De lá para cá, foram realizadas outras cinco prorrogações.
A Constituição
brasileira prevê o contrato temporário em situações de emergência ou calamidade
pública, como, por exemplo, para combater uma epidemia, mas apenas por um
período de seis meses, podendo ser estendido por mais seis meses.
De 1991 até
agora, o número de servidores contratados sem concurso público na esfera
estadual já ultrapassa as 20 mil pessoas. A áreas com maior número de
temporários são a Secretaria Executiva de Educação (Seduc)
e a Secretaria Executiva de Saúde (Sespa). Na
realidade, esses números são extra-oficiais, porque a administração estadual
ainda não concluiu o levantamento sobre onde estão e qual é o número real de
servidores temporários.
OAB do Pará
pedirá ao Conselho Federal que ingresse em juízo contra a legislação
Sob a
alegação de que é inconstitucional Lei Complementar nº 04/2003, promulgada
ontem pela presidência da Assembléia Legislativa do Estado, a Ordem dos
Advogados do Brasil - Seção Pará (OAB-PA) pedirá ao Conselho Federal da OAB
para que ingresse em juízo com ação para tornar sem efeito a promulgação da
lei, uma vez que a admissão no serviço público, segundo a Constituição Federal,
só pode ocorrer por meio de concurso público, o que não é o caso dos mais de 20
mil servidores que terão os contratos renovados no próximo dia 31.
O presidente da OAB-PA, Ophir Cavalcante Júnior, disse ontem que ainda hoje deverá
reunir o Conselho Seccional para propor o pedido que será encaminhado ao
Conselho Federal da OAB, que tem reunião marcada para o próximo dia 20, em
Brasília. Ophir acredita que é possível obter da
Justiça uma decisão para forçar o governo do Estado a cumprir o que prescreve a
Constituição Federal sobre o assunto.
Segundo ele, já há no Pará uma decisão semelhante, tomada recentemente pelo Ministério Público
do Trabalho contra a Prefeitura Municipal de Capanema, que foi obrigada a
devolver ao erário público os salários pagos inconstitucionalmente.

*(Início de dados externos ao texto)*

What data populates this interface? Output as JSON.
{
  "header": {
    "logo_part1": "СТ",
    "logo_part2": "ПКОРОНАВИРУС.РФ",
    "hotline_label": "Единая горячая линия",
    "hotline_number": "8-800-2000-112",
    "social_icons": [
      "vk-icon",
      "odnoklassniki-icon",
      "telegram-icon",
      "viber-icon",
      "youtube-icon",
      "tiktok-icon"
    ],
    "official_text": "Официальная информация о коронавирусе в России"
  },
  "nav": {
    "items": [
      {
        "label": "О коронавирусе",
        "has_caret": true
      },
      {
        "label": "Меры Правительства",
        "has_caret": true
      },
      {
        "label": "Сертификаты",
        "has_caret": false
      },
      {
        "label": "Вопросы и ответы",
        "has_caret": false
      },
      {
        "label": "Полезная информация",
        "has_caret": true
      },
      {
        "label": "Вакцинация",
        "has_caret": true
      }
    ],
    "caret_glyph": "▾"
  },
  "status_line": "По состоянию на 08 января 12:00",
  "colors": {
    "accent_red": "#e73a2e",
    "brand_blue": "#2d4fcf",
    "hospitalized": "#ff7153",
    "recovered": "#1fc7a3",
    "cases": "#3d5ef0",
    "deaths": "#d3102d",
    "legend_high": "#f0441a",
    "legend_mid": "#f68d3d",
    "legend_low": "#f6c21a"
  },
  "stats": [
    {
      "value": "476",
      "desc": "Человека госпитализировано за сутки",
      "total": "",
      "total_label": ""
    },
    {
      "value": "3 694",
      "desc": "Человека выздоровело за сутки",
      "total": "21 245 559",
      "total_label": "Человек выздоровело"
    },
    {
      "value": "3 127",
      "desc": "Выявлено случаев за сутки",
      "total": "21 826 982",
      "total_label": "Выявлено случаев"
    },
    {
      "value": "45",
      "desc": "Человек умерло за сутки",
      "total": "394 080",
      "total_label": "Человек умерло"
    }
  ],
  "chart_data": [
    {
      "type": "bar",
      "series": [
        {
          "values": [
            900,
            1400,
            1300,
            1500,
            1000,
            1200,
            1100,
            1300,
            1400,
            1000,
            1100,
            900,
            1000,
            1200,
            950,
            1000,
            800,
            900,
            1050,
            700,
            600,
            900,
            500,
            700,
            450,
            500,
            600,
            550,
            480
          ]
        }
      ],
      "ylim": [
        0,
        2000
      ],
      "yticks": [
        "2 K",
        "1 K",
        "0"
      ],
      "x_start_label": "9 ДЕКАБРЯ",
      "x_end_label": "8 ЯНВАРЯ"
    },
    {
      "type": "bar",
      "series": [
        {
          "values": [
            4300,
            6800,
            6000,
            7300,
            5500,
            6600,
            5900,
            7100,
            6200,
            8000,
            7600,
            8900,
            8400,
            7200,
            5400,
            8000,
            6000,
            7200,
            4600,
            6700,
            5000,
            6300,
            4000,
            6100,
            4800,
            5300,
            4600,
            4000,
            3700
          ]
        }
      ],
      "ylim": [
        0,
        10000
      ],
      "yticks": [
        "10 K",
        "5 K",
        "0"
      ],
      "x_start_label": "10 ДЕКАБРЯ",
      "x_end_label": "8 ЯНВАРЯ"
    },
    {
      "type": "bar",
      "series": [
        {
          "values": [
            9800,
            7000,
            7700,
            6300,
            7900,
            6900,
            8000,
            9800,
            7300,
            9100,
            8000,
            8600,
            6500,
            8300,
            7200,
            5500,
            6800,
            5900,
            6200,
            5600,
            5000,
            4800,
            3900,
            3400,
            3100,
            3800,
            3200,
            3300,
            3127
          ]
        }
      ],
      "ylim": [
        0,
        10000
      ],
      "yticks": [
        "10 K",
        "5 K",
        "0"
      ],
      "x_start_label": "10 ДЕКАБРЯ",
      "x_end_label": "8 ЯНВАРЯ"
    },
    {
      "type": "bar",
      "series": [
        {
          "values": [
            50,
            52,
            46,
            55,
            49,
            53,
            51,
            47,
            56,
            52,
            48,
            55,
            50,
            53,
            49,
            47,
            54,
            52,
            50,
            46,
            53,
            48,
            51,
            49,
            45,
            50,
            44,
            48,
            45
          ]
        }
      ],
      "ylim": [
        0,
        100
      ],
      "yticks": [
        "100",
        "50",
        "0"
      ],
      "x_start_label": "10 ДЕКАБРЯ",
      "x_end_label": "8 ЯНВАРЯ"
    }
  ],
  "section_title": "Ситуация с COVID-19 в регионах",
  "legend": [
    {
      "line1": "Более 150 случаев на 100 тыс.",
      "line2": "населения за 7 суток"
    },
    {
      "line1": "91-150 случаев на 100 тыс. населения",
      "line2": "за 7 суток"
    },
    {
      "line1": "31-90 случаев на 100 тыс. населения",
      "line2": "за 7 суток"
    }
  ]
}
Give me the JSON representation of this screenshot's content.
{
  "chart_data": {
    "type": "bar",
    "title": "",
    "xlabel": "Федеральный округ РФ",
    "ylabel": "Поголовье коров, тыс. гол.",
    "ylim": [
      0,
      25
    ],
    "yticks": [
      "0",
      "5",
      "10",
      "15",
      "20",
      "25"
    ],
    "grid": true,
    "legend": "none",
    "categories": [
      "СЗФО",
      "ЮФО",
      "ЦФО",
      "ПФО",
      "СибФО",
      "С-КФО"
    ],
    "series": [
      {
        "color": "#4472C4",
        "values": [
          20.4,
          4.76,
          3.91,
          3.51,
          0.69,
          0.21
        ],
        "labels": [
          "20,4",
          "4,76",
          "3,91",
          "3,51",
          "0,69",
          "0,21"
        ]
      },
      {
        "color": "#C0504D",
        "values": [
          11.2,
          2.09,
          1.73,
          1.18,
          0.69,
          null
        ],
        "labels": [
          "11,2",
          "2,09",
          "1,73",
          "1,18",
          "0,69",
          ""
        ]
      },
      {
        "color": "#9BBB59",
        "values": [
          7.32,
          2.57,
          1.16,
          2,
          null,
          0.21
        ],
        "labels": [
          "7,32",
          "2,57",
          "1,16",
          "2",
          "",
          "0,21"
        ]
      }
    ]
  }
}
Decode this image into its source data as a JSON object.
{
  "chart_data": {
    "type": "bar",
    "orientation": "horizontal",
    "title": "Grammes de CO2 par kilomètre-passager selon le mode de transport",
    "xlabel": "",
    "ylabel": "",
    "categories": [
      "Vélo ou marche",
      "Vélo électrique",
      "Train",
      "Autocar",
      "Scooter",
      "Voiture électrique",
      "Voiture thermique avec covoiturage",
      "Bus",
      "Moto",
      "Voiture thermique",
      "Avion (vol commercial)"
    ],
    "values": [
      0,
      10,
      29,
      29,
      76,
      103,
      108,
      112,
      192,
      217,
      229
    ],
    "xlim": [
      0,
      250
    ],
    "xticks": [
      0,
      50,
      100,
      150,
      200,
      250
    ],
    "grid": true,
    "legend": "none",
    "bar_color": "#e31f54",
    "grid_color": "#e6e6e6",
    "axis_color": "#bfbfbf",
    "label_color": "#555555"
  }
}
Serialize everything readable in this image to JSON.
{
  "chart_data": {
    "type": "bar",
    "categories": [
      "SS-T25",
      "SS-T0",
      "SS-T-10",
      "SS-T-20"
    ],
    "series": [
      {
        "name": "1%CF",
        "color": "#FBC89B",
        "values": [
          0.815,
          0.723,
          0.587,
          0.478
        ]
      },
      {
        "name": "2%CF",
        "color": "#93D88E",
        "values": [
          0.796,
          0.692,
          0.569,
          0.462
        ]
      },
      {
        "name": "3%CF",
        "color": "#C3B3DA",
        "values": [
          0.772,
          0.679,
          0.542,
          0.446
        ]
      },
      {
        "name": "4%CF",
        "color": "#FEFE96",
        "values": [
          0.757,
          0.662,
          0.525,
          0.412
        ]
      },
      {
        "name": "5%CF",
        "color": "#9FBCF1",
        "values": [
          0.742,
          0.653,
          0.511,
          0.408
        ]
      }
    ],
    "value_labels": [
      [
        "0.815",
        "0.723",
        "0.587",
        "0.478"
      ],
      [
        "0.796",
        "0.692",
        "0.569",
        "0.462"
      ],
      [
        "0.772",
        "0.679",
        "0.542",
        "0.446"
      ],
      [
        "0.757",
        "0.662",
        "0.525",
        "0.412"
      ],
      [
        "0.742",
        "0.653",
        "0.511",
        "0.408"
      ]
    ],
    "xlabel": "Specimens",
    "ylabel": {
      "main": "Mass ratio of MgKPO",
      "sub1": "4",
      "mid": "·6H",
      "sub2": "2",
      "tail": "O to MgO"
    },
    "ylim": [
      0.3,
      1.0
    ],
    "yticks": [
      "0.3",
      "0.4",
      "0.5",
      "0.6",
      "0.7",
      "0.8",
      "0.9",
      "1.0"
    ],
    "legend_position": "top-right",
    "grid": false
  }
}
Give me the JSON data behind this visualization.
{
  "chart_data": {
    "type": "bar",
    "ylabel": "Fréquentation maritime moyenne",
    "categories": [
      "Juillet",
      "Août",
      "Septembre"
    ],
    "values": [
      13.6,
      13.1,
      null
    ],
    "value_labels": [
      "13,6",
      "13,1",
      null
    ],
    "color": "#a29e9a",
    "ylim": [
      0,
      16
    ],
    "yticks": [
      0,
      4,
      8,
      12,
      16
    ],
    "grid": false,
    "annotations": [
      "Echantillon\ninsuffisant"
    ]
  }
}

O presidente da OAB-PA diz lamentar
a situação dos mais de 20 mil servidores que se encontram na condição de
temporários. “Nós lamentamos pelos trabalhadores, pelas famílias, mas temos que
trabalhar essa questão pelo lado educativo, pedagógico mesmo, uma vez que é necessário encontrar uma solução para essa
questão, mas dentro do que a Constituição prevê”, diz ele sobre os temporários,
com contratos autorizados por leis complementares desde 1991.